Money motivates behavior change via mobiles

By Neil Versel
06:38 am

Money TreeWhen it comes to providing incentives for people to make healthy lifestyle choices, mobile devices to track diet and exercise can help, but the real motivator might be good old, hard cash.

Researchers from Northwestern University's Feinberg School of Medicine in Chicago gave handheld personal digital assistants to 204 adults at risk of developing multiple chronic diseases due to lifestyle and diet.

They also offered cash payments of as much as $175 for study participants to meet and then maintain goals for physical activity, eating fruits and vegetables and limiting intake of saturated fat over a three-week period. Additional money was available for uploading data during a five-month follow-up phase, and the monthly payouts increased the longer people continued to report data, according to an article in the May 28 issue of the Archives of Internal Medicine.

For the study, subjects were given PDAs to record and monitor their food and activity choices, as well as to receive coaching from health professionals. The participants also could use the devices to look up the impact each choice might have on their risk of developing cardiovascular disease, cancer, diabetes or other serious health conditions. To keep people honest, the researchers asked subjects to submit grocery receipts, data from accelerometers and urine samples, though those measures were not included in the study.

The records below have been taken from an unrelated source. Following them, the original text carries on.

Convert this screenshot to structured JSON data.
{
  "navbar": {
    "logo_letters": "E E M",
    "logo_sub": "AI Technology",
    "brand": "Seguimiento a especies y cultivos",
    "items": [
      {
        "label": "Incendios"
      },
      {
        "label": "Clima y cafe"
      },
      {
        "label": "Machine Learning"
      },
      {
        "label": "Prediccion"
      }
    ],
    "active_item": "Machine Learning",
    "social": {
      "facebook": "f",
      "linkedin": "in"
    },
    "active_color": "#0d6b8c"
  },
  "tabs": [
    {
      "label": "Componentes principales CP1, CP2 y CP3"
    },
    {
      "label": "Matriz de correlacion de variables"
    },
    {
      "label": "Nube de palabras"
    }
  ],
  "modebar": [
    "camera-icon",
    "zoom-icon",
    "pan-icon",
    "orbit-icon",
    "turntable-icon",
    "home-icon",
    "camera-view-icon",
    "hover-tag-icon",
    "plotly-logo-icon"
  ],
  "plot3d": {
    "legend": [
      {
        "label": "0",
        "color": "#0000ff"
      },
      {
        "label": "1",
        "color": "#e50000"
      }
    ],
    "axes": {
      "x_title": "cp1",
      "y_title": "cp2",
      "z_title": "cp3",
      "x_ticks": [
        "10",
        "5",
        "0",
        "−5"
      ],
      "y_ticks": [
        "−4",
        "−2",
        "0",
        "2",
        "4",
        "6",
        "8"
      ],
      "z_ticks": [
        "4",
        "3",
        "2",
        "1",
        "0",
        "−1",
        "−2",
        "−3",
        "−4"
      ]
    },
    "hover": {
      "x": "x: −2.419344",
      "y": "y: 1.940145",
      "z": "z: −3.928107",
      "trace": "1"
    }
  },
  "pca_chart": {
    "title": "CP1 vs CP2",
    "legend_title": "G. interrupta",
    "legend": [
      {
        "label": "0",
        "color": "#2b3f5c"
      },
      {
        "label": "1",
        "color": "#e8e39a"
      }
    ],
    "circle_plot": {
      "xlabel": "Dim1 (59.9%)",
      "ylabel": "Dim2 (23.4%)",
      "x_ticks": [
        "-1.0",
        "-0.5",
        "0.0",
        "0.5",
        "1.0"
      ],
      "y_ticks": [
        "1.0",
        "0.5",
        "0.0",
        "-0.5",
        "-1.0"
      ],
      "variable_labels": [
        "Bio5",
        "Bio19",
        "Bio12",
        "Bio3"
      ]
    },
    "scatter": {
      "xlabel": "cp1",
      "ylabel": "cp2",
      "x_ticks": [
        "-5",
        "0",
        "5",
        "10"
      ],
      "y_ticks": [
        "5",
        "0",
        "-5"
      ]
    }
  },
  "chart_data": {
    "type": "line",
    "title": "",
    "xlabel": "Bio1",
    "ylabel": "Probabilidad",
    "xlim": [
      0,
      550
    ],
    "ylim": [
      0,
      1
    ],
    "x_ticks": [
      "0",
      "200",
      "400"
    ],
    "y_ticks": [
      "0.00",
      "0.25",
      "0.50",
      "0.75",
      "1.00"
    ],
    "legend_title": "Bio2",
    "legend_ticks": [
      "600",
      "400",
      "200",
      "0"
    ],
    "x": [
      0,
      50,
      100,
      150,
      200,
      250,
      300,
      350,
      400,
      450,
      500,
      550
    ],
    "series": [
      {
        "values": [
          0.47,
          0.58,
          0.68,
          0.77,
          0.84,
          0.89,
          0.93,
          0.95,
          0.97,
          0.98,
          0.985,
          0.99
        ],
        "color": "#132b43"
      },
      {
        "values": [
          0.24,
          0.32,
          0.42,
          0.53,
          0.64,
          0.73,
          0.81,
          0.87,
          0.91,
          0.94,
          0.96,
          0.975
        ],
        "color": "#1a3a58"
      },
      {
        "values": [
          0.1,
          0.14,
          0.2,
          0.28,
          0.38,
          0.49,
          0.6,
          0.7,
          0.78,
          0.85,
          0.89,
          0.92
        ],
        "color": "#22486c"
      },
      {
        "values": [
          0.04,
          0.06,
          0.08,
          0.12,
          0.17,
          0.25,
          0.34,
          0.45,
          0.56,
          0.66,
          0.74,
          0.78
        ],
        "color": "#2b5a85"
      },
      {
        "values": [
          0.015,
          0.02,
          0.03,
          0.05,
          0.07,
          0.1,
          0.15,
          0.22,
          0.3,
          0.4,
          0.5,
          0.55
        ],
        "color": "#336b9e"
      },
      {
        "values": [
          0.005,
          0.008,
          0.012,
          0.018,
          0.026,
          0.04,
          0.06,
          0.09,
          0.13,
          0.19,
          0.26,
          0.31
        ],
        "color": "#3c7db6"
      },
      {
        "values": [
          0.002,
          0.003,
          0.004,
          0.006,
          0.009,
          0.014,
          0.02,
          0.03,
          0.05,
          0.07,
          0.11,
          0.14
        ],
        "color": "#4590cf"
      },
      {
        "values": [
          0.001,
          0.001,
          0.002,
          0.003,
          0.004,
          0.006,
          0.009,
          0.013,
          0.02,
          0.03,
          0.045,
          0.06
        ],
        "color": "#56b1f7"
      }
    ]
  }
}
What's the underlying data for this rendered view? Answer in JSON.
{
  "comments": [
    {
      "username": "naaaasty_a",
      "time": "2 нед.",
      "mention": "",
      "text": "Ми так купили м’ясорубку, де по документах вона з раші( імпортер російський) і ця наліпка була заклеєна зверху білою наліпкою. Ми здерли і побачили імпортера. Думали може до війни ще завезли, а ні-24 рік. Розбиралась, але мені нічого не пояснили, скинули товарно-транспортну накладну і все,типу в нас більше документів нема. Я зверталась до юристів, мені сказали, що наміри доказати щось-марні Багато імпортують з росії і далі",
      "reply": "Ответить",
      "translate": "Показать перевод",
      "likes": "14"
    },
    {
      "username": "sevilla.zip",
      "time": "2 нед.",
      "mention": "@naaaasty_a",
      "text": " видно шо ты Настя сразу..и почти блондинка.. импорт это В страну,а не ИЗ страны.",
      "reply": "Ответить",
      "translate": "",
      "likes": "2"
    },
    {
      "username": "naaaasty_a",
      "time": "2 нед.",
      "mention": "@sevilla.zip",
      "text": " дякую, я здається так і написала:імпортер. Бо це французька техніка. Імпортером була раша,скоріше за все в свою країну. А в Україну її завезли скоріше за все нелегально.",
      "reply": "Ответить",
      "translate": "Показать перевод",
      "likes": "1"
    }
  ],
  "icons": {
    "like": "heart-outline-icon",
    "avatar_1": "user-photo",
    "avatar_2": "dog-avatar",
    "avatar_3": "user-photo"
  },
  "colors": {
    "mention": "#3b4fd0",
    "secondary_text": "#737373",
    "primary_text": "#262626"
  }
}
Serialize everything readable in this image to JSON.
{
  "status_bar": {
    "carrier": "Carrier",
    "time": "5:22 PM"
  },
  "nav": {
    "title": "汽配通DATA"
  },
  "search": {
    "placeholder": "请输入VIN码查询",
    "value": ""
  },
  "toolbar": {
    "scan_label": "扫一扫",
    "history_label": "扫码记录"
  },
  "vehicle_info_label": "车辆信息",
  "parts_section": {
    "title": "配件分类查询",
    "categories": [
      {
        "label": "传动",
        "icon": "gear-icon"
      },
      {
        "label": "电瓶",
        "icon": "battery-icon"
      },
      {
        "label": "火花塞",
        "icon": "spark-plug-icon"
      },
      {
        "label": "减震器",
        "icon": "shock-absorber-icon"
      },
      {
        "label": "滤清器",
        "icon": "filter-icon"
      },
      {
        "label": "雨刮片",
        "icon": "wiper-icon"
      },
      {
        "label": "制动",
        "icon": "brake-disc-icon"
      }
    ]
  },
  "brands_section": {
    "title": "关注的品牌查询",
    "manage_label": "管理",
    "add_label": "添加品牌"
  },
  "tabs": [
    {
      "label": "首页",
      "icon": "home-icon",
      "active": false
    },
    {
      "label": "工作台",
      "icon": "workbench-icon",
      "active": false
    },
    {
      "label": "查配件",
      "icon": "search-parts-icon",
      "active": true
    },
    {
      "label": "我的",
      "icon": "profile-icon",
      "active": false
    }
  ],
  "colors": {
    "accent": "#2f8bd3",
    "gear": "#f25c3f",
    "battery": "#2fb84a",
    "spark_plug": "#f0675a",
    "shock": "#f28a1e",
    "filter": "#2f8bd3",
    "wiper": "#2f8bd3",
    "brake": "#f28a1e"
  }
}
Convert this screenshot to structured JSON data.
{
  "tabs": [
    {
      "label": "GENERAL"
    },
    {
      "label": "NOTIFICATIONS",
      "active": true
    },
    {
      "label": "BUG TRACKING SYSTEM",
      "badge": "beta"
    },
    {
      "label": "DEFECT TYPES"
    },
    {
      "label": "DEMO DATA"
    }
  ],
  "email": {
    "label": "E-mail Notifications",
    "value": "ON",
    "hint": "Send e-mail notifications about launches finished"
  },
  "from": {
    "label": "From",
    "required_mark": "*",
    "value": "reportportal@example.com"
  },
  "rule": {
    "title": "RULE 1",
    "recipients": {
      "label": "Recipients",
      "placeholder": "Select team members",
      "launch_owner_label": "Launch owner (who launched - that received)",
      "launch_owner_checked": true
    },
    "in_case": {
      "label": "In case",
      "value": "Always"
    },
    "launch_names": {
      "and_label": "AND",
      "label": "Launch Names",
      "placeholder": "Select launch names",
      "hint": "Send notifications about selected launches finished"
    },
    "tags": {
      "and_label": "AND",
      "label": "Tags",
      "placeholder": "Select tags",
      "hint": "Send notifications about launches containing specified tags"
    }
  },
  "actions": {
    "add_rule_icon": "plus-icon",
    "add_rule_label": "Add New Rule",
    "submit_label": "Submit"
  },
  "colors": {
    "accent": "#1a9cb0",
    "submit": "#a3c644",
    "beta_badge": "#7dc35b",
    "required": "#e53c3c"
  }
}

An impressive 98 percent of study subjects completed the entire study, and the results were encouraging, the researchers report. The mean number of servings of produce jumped from 1.2 per day at the start of the test period to 5.5 three weeks later, though the level fell back to 2.9 per day by the end of the follow-up. Calories from saturated fat dropped from a mean level of 12 percent to 9.4 percent during the test, then settled at 9.9 percent after five months.

Participants also cut the number of daily minutes of sedentary leisure—such as watching TV or playing computer games—from 219.2 to 89.3 in the three weeks. After the follow-up, the mean number of minutes was just 125.7. "Although they were neither asked nor reinforced to maintain eating or activity improvements, 86.5 percent of the 185 participants from whom exit interviews were obtained said they 'definitely' or 'somewhat' tried to maintain gains," the report says.

"This study demonstrates the feasibility of changing multiple unhealthy diet and activity behaviors simultaneously, efficiently, and with minimal face-to-face contact by using mobile technology, remote coaching, and incentives," according to the Northwestern team. However, they recognized some shortcomings of the study. For one thing, nearly three-quarters of participants were women, so it is unclear if men would be as compliant.

"Also, the amount of the financial incentive was larger than would be feasible for some settings. It remains to be determined whether such rapid and full acquisition of behavior change targets would occur with smaller incentives," they say.

A story in the Times of Northwest Indiana (Munster, Ind.) says that the Feinberg School is getting ready to conduct follow-up research using Android smartphones.